Ma psychologue m'avait dit qu'il ne fallait pas se relever après chaque coup de couteau, qu'il fallait se laisser abattre, parce que selon elle on ne pouvait pas vivre en ayant mal. Autant vous dire qu'elle et moi on avait vite arrêté de se voir.
Se laisser abattre serait pire que d'enlever le couteau à mes yeux.
Alors dans ma tête de jeune garçon en pleine santé, j'étais venu à la conclusion que la solution était de faire cicatriser sa peau autour des couteaux.
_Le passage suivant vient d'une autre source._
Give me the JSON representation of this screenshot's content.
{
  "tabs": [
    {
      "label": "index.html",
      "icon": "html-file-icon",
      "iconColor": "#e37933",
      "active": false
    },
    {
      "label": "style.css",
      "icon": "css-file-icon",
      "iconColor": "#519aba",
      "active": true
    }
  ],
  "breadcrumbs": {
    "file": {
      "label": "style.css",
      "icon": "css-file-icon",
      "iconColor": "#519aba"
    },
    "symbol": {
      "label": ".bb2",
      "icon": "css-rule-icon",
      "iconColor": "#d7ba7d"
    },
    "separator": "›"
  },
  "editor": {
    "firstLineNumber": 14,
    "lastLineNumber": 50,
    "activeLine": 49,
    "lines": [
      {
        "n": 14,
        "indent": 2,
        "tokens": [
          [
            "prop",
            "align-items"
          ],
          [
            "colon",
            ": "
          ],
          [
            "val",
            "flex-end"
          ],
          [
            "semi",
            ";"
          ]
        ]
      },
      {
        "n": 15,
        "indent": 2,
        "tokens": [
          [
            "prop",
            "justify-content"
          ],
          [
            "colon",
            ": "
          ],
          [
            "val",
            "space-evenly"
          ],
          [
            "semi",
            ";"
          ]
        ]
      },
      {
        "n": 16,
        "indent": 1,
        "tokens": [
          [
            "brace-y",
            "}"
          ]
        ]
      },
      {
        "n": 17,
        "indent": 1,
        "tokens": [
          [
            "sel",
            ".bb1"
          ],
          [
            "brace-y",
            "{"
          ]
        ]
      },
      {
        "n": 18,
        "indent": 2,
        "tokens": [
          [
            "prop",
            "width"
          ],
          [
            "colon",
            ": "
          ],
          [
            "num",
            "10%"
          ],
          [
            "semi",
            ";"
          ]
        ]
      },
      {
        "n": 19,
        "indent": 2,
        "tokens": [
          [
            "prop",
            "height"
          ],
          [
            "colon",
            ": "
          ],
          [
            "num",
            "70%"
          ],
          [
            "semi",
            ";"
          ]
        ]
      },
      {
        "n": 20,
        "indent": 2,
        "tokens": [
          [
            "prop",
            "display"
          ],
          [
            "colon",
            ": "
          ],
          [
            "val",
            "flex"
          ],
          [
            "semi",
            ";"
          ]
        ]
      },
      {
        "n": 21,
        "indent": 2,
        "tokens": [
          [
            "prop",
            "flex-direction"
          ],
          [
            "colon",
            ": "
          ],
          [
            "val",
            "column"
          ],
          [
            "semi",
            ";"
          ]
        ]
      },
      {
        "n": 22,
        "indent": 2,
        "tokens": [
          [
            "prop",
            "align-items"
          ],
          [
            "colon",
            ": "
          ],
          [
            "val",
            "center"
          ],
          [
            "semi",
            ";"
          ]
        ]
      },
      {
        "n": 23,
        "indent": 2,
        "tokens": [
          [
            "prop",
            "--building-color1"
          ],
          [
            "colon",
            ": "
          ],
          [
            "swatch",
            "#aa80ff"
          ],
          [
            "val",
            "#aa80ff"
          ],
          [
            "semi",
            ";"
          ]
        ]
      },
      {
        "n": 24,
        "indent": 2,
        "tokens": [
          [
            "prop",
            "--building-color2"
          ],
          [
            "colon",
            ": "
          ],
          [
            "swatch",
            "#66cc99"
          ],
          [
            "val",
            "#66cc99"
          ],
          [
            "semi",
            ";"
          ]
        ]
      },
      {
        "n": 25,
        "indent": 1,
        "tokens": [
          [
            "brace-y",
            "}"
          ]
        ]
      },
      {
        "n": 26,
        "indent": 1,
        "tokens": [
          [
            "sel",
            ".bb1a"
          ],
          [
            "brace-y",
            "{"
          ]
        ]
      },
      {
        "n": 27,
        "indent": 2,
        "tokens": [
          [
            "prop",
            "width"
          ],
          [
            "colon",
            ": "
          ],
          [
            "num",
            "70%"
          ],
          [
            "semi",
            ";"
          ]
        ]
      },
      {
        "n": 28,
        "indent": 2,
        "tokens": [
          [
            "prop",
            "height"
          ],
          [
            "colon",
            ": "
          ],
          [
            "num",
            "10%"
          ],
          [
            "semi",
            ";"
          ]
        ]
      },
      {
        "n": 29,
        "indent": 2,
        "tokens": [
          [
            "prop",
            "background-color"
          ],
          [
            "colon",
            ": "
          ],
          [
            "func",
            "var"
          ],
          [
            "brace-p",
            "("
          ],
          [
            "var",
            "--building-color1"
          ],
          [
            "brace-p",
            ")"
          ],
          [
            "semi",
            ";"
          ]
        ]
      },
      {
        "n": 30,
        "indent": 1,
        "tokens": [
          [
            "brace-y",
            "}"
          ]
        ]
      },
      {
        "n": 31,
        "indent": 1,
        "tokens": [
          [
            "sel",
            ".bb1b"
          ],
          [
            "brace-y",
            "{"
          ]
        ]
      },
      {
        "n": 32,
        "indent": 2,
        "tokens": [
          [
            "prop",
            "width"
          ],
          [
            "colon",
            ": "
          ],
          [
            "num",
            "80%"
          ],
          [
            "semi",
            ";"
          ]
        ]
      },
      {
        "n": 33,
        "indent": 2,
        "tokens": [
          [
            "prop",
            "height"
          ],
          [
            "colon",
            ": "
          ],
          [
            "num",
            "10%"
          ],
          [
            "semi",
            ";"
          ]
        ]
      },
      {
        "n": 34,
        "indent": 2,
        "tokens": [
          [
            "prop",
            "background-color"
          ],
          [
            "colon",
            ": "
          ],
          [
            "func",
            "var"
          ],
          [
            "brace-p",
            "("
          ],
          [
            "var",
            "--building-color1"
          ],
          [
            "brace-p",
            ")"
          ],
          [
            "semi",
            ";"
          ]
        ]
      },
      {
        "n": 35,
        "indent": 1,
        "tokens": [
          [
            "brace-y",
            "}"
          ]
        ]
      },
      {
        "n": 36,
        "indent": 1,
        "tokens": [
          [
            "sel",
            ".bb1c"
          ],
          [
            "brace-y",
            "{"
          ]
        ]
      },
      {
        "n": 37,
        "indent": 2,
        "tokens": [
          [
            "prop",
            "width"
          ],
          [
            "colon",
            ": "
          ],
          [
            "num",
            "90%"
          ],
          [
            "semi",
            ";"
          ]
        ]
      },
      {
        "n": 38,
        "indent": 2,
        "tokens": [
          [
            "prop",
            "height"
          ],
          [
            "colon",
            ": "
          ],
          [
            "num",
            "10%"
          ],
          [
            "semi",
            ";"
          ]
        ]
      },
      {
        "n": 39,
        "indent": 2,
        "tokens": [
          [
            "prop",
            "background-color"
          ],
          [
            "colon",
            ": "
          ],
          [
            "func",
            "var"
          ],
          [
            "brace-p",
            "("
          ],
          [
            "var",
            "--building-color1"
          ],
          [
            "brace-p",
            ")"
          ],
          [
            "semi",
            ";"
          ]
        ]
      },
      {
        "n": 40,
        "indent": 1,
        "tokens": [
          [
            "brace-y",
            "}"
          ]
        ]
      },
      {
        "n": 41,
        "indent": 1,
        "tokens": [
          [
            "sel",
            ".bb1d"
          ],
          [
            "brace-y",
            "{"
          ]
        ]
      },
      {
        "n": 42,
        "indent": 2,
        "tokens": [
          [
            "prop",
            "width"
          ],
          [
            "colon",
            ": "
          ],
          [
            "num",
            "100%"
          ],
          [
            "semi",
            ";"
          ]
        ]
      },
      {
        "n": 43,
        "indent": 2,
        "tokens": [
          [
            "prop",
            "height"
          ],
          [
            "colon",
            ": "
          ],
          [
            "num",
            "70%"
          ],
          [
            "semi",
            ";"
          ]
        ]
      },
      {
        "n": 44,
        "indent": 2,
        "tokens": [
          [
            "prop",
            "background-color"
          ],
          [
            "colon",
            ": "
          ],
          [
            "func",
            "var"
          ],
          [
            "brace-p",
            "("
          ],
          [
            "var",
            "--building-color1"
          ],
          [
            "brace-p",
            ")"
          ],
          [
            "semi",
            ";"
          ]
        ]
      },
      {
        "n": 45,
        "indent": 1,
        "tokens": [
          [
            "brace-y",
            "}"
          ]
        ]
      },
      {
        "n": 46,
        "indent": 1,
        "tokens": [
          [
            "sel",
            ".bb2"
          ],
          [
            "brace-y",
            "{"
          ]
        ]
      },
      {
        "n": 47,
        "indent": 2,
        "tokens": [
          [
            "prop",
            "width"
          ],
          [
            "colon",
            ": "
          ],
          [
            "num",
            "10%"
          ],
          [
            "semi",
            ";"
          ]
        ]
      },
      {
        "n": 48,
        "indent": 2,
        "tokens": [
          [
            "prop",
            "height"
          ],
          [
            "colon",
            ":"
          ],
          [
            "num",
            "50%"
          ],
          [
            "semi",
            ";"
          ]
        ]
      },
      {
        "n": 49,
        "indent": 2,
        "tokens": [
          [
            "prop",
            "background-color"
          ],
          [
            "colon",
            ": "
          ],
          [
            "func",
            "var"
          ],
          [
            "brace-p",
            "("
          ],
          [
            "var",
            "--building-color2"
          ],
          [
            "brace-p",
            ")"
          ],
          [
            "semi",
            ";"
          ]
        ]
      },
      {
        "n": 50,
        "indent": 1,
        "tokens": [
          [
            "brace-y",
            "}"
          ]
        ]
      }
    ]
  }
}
Ils étaient toujours là, certes, et toujours aussi douloureux.
Il fallait apprendre à vivre avec, à ne pas les oublier mais à les ignorer.
Et cette révélation, cette conclusion, avait changé toute ma perception du destin et de la vie humaine en général.
J'avais compris que la vie était trop courte pour passer son temps à se lamenter sur ses problèmes, que tous les idiots qui se moquaient de nous et qui nous faisaient du mal ne valaient rien en réalité si on les ignorait. Il suffisait de leur prouver que l'on était fort et dans la majorité des cas, leurs enfantillages cessaient.
Seulement, personne de mon entourage n'était du même avis que moi.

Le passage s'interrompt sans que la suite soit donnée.